Friday, July 20, 2007

Jonah Goldberg On Order


I haven’t been commenting on the Iraq debate lately because the discussion has largely devolved into the fixed positions of siblings arguing about who is at fault. I do, however, like this article by Jonah Goldberg writing at National Review Online for pointing out what we should want for Iraq is what we clearly value ourselves.

Order Is in Order: The Arab world doesn’t have a great grasp of what democracy is, but it does have a keen sense of justice and order.

Americans are great at talking about how wonderful democracy is. The right to vote is taught as a sacrament from grade school up.

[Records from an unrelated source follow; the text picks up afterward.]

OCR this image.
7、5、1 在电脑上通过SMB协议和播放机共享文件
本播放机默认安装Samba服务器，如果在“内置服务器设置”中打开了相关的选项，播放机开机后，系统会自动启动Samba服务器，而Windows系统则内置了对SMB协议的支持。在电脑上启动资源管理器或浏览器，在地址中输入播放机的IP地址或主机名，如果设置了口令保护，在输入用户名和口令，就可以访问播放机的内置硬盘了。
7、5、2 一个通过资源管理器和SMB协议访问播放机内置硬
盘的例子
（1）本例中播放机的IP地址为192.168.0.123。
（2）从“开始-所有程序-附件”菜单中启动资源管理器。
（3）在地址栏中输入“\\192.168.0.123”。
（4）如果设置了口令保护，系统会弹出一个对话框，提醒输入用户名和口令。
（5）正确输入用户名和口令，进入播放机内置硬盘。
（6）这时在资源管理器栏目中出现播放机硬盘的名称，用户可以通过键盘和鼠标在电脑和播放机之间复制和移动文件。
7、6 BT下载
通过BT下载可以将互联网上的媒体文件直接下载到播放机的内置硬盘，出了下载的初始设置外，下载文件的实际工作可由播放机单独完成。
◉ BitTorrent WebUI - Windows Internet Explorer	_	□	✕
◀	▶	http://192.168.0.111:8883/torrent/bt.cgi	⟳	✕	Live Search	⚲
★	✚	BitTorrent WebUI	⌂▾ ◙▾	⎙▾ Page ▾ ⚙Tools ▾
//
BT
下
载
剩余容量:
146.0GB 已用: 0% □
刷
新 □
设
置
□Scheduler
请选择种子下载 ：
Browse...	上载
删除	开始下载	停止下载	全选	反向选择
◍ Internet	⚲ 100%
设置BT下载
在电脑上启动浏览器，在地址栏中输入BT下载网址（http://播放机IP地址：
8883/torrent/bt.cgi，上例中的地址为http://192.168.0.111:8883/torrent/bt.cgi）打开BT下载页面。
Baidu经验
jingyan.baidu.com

Politicians can talk a mile a minute about how wonderful elections are for much the same reason salesmen at a Ford dealership can talk a blue streak about how great Fords are: It’s their livelihood. Spend your career trolling for votes and you’re apt to be able to explain why votes are the most important thing in the world.

But Americans don’t believe, not really, that voting is the most important thing in the world. For starters, if they believed such nonsense, they’d vote more.

No, Americans like exercising plenty of other rights more than their right to vote. The right to speak your mind, own property, associate with whomever you like, be compensated for the fruits of your labor: these and other rights are plainly more dear to Americans than the right to pull a lever every two or four years. Obviously, Americans would care if anyone proposed taking away their right to vote. But as a matter of common sense, voting is less important to us than those rights and liberties that make our God-given right to pursue happiness possible.

Lest we forget, democracy shorn of these other rights is no less tyrannical than dictatorial rule.

One of my pet peeves is when people equate voting and democracy. Voting is a operational process and government by consent of the governed within a just rule of law is democracy. Voting without a framework of individual rights is the eventual path to rule by power.

The opponents of the Iraq battlefront want to believe an ideological danger can be contained and controlled without transformation of the regional culture. Proponents of our efforts in Iraq believe a transformation can happen if a more just society is allowed to grow. Peace derived from secure free people is better than peace derived by subjugation and localization of dissent. The freedom peace first requires a foundation of order and in Iraq that means completing the task of removing the jihadists and their war materials from society.